Effective today, the MEK is no longer designated a Foreign Terrorist Organization. As a result, its property and financial interests in the U.S. will no longer be blocked, and U.S. citizens won’t be barred from supporting or engaging in transactions with the group.
“The department does not overlook or forget the MEK’s past acts of terrorism, including its involvement in the killing of U.S. citizens in Iran in the 1970s and an attack on U.S. soil in 1992,” according to a State Department statement. “The department also has serious concerns about the MEK as an organization, particularly with regard to allegations of abuse committed against its own members.”
Clinton’s decision took into account the MEK’s public renunciation of violence, the absence of confirmed acts of terrorism for more than a decade, and the group’s cooperation with the peaceful closing in Iraq of its former paramilitary base, State Department officials said. Her decision was prompted by a federal court order, in a case brought by the MEK, requiring her to determine by Oct. 1 whether the group should remain on the blacklist.
The MEK’s supporters in Washington included members of Congress, former heads of the FBI and the CIA, and former U.S. cabinet secretaries and politicians from both parties. Many have advocated for the MEK as a viable opposition to the mullahs running the Islamic Revolutionary regime in Iran, and some have acknowledged accepting speaking fees of thousands or tens of thousands of dollars.
Awkward Position
One of the State Department officials, who spoke on condition of anonymity because of the sensitive topic, said the decision to revoke the group’s terrorist label was made on the merits, not to appease any group of advocates.
The decision puts the U.S. government in the awkward position of appearing to forgive a group that it acknowledges was involved in terrorist acts, including against Americans. Critics have said the Obama administration is adopting a double standard and overlooking allegations of continued terrorist acts against Iran, a state that the U.S. accuses of sponsoring terrorism itself.
Iran’s Criticism
Iran’s government alleges the MEK has cooperated with the Israeli intelligence agency Mossad in the assassination of Iranian nuclear scientists. Iranian Foreign Ministry spokesman Ramin Mehman-Parast called delisting the group an act of “violating international obligations and weakening global efforts” against terrorism, the state-run Fars news agency reported Sept. 25. The MEK has denied involvement in the assassinations.

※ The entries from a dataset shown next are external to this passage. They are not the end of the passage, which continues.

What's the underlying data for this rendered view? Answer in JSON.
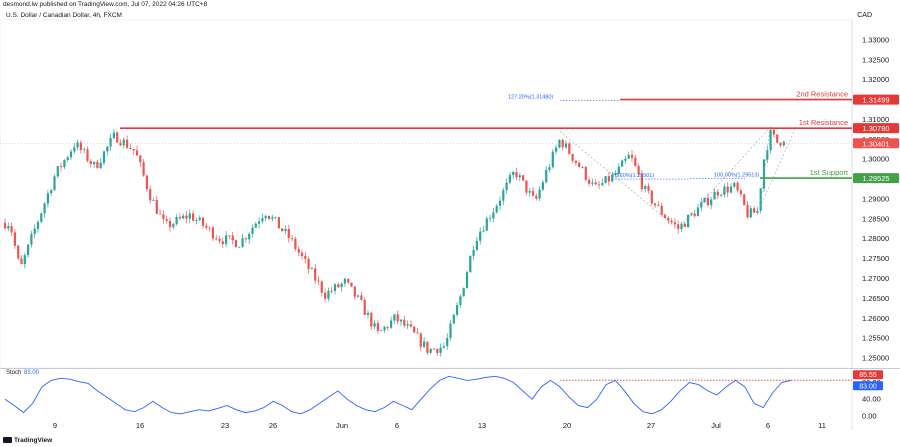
{
  "header": {
    "publisher": "desmond.lw published on TradingView.com, Jul 07, 2022 04:26 UTC+8",
    "symbol": "U.S. Dollar / Canadian Dollar, 4h, FXCM",
    "currency": "CAD"
  },
  "footer": {
    "brand": "TradingView"
  },
  "colors": {
    "up": "#26a69a",
    "down": "#ef5350",
    "resistance": "#e53935",
    "support": "#43a047",
    "fib": "#2962ff",
    "stoch": "#2962ff",
    "stoch_ref": "#e53935"
  },
  "chart_data": [
    {
      "type": "candlestick",
      "title": "U.S. Dollar / Canadian Dollar, 4h, FXCM",
      "y_axis_label": "CAD",
      "ylim": [
        1.2475,
        1.335
      ],
      "y_ticks": [
        "1.33000",
        "1.32500",
        "1.32000",
        "1.31500",
        "1.31000",
        "1.30500",
        "1.30000",
        "1.29500",
        "1.29000",
        "1.28500",
        "1.28000",
        "1.27500",
        "1.27000",
        "1.26500",
        "1.26000",
        "1.25500",
        "1.25000"
      ],
      "x_ticks": [
        "9",
        "16",
        "23",
        "26",
        "Jun",
        "6",
        "13",
        "20",
        "27",
        "Jul",
        "6",
        "11"
      ],
      "price_path": [
        {
          "x": 0,
          "y": 1.284
        },
        {
          "x": 10,
          "y": 1.284
        },
        {
          "x": 20,
          "y": 1.272
        },
        {
          "x": 40,
          "y": 1.286
        },
        {
          "x": 55,
          "y": 1.296
        },
        {
          "x": 75,
          "y": 1.304
        },
        {
          "x": 95,
          "y": 1.298
        },
        {
          "x": 115,
          "y": 1.306
        },
        {
          "x": 135,
          "y": 1.302
        },
        {
          "x": 150,
          "y": 1.291
        },
        {
          "x": 165,
          "y": 1.283
        },
        {
          "x": 190,
          "y": 1.286
        },
        {
          "x": 220,
          "y": 1.28
        },
        {
          "x": 240,
          "y": 1.279
        },
        {
          "x": 265,
          "y": 1.287
        },
        {
          "x": 290,
          "y": 1.28
        },
        {
          "x": 310,
          "y": 1.272
        },
        {
          "x": 325,
          "y": 1.266
        },
        {
          "x": 345,
          "y": 1.269
        },
        {
          "x": 360,
          "y": 1.264
        },
        {
          "x": 378,
          "y": 1.256
        },
        {
          "x": 395,
          "y": 1.26
        },
        {
          "x": 410,
          "y": 1.257
        },
        {
          "x": 428,
          "y": 1.252
        },
        {
          "x": 445,
          "y": 1.253
        },
        {
          "x": 460,
          "y": 1.265
        },
        {
          "x": 475,
          "y": 1.28
        },
        {
          "x": 495,
          "y": 1.288
        },
        {
          "x": 515,
          "y": 1.297
        },
        {
          "x": 535,
          "y": 1.289
        },
        {
          "x": 545,
          "y": 1.296
        },
        {
          "x": 560,
          "y": 1.305
        },
        {
          "x": 580,
          "y": 1.298
        },
        {
          "x": 595,
          "y": 1.2925
        },
        {
          "x": 615,
          "y": 1.296
        },
        {
          "x": 630,
          "y": 1.301
        },
        {
          "x": 645,
          "y": 1.292
        },
        {
          "x": 660,
          "y": 1.287
        },
        {
          "x": 678,
          "y": 1.2825
        },
        {
          "x": 700,
          "y": 1.288
        },
        {
          "x": 718,
          "y": 1.292
        },
        {
          "x": 735,
          "y": 1.293
        },
        {
          "x": 748,
          "y": 1.286
        },
        {
          "x": 758,
          "y": 1.287
        },
        {
          "x": 763,
          "y": 1.299
        },
        {
          "x": 770,
          "y": 1.3065
        },
        {
          "x": 778,
          "y": 1.304
        },
        {
          "x": 786,
          "y": 1.306
        }
      ],
      "x_path_range": [
        0,
        850
      ],
      "levels": [
        {
          "name": "2nd Resistance",
          "value": 1.31499,
          "label": "1.31499",
          "kind": "resistance"
        },
        {
          "name": "1st Resistance",
          "value": 1.3078,
          "label": "1.30780",
          "kind": "resistance"
        },
        {
          "name": "1st Support",
          "value": 1.29525,
          "label": "1.29525",
          "kind": "support"
        }
      ],
      "current_price": {
        "value": 1.30401,
        "label": "1.30401"
      },
      "fib_annotations": [
        {
          "text": "127.20%(1.31480)",
          "value": 1.3148
        },
        {
          "text": "78.60%(1.29501)",
          "value": 1.295
        },
        {
          "text": "100.00%(1.29513)",
          "value": 1.2951
        }
      ]
    },
    {
      "type": "line",
      "title": "Stoch",
      "series_label": "83.00",
      "ylim": [
        -5,
        110
      ],
      "y_ticks": [
        "80.00",
        "40.00",
        "0.00"
      ],
      "value_labels": [
        "85.55",
        "83.00"
      ],
      "series": [
        {
          "name": "Stoch",
          "values": [
            40,
            25,
            8,
            30,
            70,
            85,
            90,
            88,
            82,
            78,
            60,
            45,
            30,
            15,
            10,
            20,
            35,
            20,
            8,
            5,
            10,
            15,
            12,
            18,
            25,
            15,
            8,
            12,
            20,
            35,
            25,
            10,
            5,
            15,
            30,
            45,
            60,
            40,
            25,
            15,
            10,
            20,
            35,
            25,
            15,
            40,
            65,
            85,
            95,
            90,
            85,
            88,
            92,
            95,
            90,
            80,
            60,
            40,
            70,
            85,
            70,
            45,
            25,
            20,
            40,
            75,
            85,
            60,
            30,
            10,
            5,
            15,
            35,
            60,
            80,
            75,
            60,
            50,
            70,
            85,
            70,
            30,
            20,
            55,
            80,
            85
          ]
        }
      ]
    }
  ]
}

Republican Representative Dana Rohrabacher of California has praised the MEK for the alleged involvement in assassinations of scientists and has said the U.S. should support the group as a legitimate alternative to the current Iranian regime. The State Department officials today rejected that argument.
The Obama administration doesn’t see the MEK as a viable opposition group or as a democratic opposition movement, one department official said. There is no evidence that the MEK could promote democratic principles and values that the U.S. supports, the official said, referring to what he called ample documentation of the group’s abuse of its own members.
Resisting Shah
The MEK was formed in 1965 to resist the Shah of Iran. After the Shah’s fall in 1979, the group broke with the revolutionary Islamic government and began attacking the regime from neighboring Iraq. The U.S. put the organization on its terrorism list in 1997 for alleged involvement in the killing of six Americans in Iran in the 1970s. The MEK also had made a failed attempt to kidnap the U.S. ambassador to Iran in 1971.
The organization says it disarmed in 2003, following the U.S. invasion of Iraq, and has lobbied the U.S. government since then to be removed from the list of terror organizations.
Officials today said Clinton’s decision was also guided by the group’s cooperation in relocating approximately 3,000 followers from Camp Ashraf in Iraq, which had served as a base for paramilitary strikes into Iran with support from then-Iraqi leader Saddam Hussein.
A second State Department official said the removal of the group from U.S. terror lists may help the United Nations High Commission for Refugees find nations willing to accept MEK members for resettlement. Almost all the group’s members have relocated from Camp Ashraf to Camp Liberty, a former U.S. base near the Baghdad airport, as an interim step to permanent relocation.
The European Union lifted its terrorist designation of MEK in 2008, five years after MEK says it disarmed.